The trust which runs Lincolnshire’s hospitals racked up nearly £4 million in fines for missing key waiting time targets in the past four years, it has been revealed.
A Freedom of Information Request revealed that United Lincolnshire Hospitals Trust had fines totalling £3,984,591.65 since 2015.
The figure includes sanctions for missing A&E, cancer treatment and planned operation targets.
Trust bosses said money from the fines has been reinvested in local services to help improve performance against national standards.
Under its contract with local CCGs, the organisation is fined if it fails to meet some waiting time targets but is handed money back to put into services.
Last year ULHT had £1.4 million worth of fines, £600,000 of which were reinvested.
By the end of the 2015/16, the trust had fines of £2,089,067.64 alone.
In the same year, ULHT had £1,489,180.38 in financial penalties for not meeting the four hour standard for admitting or treating patients in its emergency departments.
The trust has failed to meet the 95% target for A&E waiting times since September 2014.

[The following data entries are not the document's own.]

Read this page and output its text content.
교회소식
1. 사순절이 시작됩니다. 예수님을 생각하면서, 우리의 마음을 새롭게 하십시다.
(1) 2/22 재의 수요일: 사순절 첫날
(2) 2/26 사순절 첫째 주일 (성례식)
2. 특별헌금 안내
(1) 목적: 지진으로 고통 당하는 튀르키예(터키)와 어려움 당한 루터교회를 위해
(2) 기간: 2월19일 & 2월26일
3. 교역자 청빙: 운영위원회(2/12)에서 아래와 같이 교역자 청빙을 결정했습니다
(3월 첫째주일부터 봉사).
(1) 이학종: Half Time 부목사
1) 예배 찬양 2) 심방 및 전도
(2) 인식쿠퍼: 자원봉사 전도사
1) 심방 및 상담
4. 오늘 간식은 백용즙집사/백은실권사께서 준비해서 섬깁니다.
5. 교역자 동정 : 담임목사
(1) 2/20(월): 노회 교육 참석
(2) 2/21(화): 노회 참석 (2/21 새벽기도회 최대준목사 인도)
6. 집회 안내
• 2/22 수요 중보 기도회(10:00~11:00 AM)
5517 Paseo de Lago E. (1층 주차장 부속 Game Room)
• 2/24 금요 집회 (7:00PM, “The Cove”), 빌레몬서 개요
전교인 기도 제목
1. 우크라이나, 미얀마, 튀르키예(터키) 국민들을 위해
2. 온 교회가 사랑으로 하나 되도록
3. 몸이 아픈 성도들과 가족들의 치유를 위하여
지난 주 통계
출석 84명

ULHT said £1.6 million of the penalties in 2015/16 were put back into services.
Meanwhile since 2015, the trust ran up fines worth £946,385.98 for missing its planned operation target, which is set at 92% of patients treated within 18 weeks of a referral.

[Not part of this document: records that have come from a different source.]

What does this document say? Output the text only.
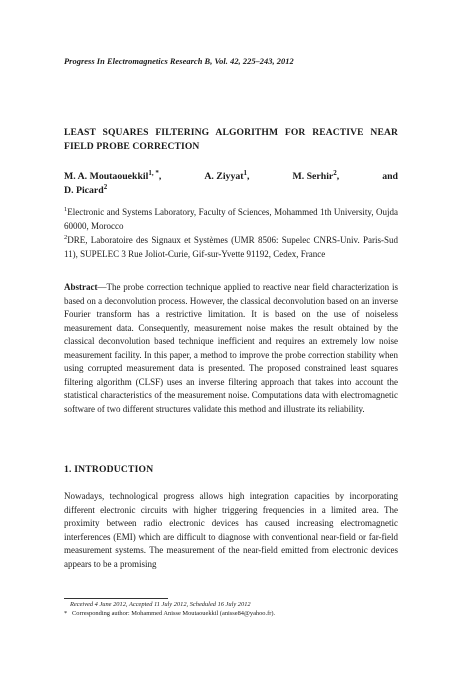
Progress In Electromagnetics Research B, Vol. 42, 225–243, 2012
LEAST SQUARES FILTERING ALGORITHM FOR REACTIVE NEAR FIELD PROBE CORRECTION
M. A. Moutaouekkil$^{1, *}$,	A. Ziyyat$^1$,	M. Serhir$^2$,	and
D. Picard$^2$
$^1$Electronic and Systems Laboratory, Faculty of Sciences, Mohammed 1th University, Oujda 60000, Morocco
$^2$DRE, Laboratoire des Signaux et Systèmes (UMR 8506: Supelec CNRS-Univ. Paris-Sud 11), SUPELEC 3 Rue Joliot-Curie, Gif-sur-Yvette 91192, Cedex, France
Abstract—The probe correction technique applied to reactive near field characterization is based on a deconvolution process. However, the classical deconvolution based on an inverse Fourier transform has a restrictive limitation. It is based on the use of noiseless measurement data. Consequently, measurement noise makes the result obtained by the classical deconvolution based technique inefficient and requires an extremely low noise measurement facility. In this paper, a method to improve the probe correction stability when using corrupted measurement data is presented. The proposed constrained least squares filtering algorithm (CLSF) uses an inverse filtering approach that takes into account the statistical characteristics of the measurement noise. Computations data with electromagnetic software of two different structures validate this method and illustrate its reliability.
1. INTRODUCTION
Nowadays, technological progress allows high integration capacities by incorporating different electronic circuits with higher triggering frequencies in a limited area. The proximity between radio electronic devices has caused increasing electromagnetic interferences (EMI) which are difficult to diagnose with conventional near-field or far-field measurement systems. The measurement of the near-field emitted from electronic devices appears to be a promising
Received 4 June 2012, Accepted 11 July 2012, Scheduled 16 July 2012
* Corresponding author: Mohammed Anisse Moutaouekkil (anisse84@yahoo.fr).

ULHT was also hit with penalties totalling £149,025.04 for missing cancer care targets.
Patients are expected to start cancer treatment within 62 days of an urgent GP referral.
But, ULHT has not met the required 85% standard since September 2014.

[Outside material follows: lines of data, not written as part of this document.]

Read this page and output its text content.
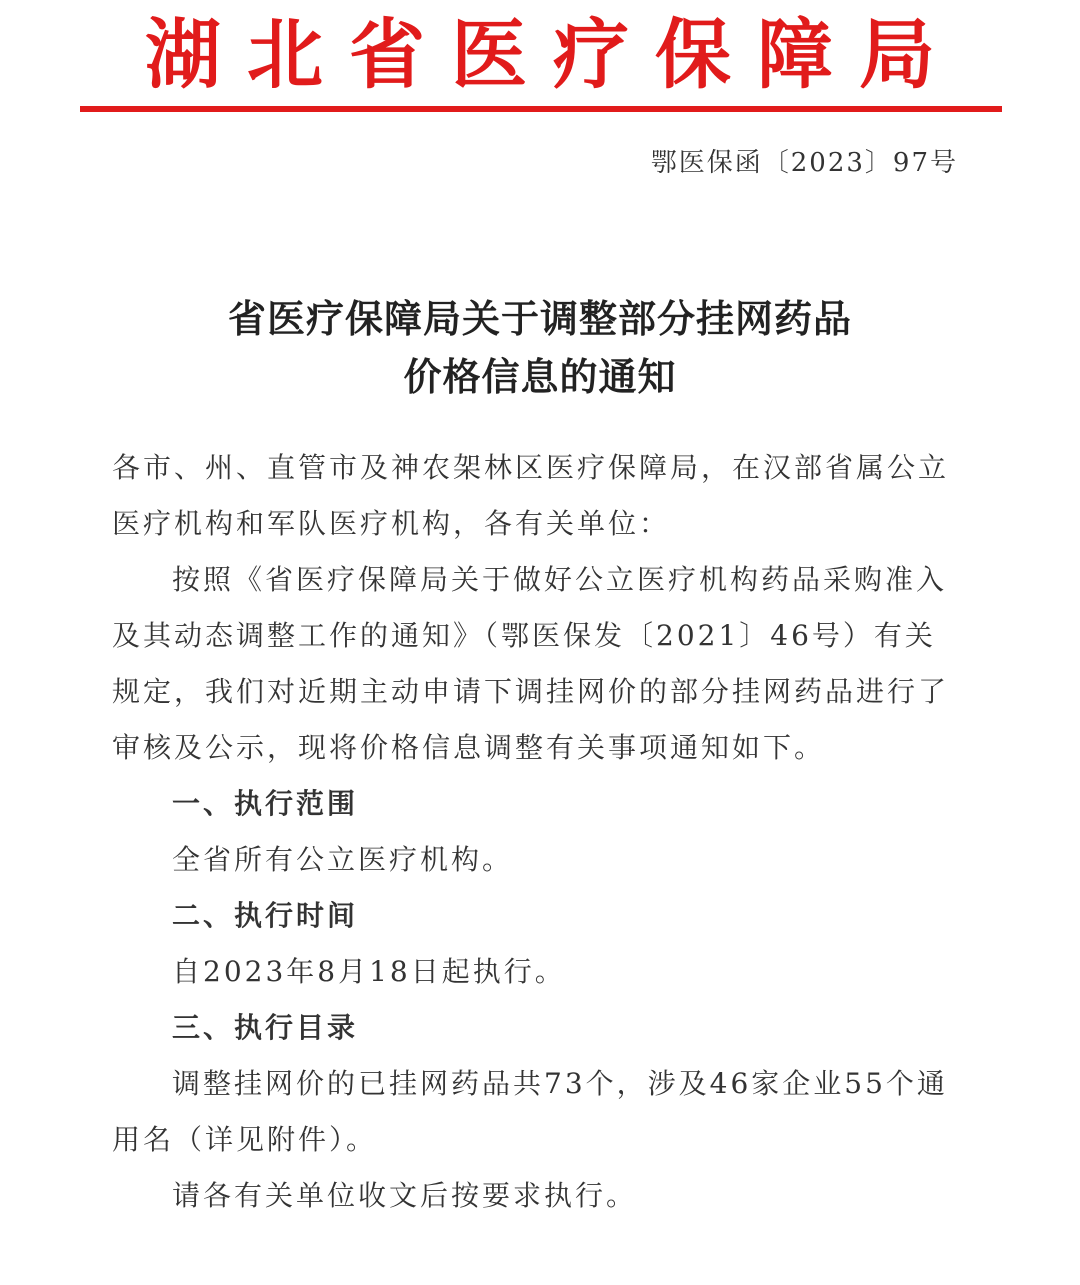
湖北省医疗保障局
鄂医保函〔2023〕97号
省医疗保障局关于调整部分挂网药品
价格信息的通知

各市、州、直管市及神农架林区医疗保障局，在汉部省属公立医疗机构和军队医疗机构，各有关单位：

按照《省医疗保障局关于做好公立医疗机构药品采购准入及其动态调整工作的通知》（鄂医保发〔2021〕46号）有关规定，我们对近期主动申请下调挂网价的部分挂网药品进行了审核及公示，现将价格信息调整有关事项通知如下。

一、执行范围

全省所有公立医疗机构。

二、执行时间

自2023年8月18日起执行。

三、执行目录

调整挂网价的已挂网药品共73个，涉及46家企业55个通用名（详见附件）。

请各有关单位收文后按要求执行。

A spokesperson for ULHT said: “We are constantly making efforts to improve our performance against all of the NHS constitutional standards.
“This includes a cancer improvement plan in partnership with the Cancer Alliance, which helps deliver more one-stop clinics for patients and faster diagnostics than ever before.
“For urgent care we have an improvement programme which last year delivered our Pilgrim Hospital ‘Big Change’ programme, helping to speed the flow of patients through our A&E and reducing overcrowding and waiting times.
“This year we are doing similar work at Lincoln, in addition to working with primary and community care services to help streamline and improve our discharge processes.”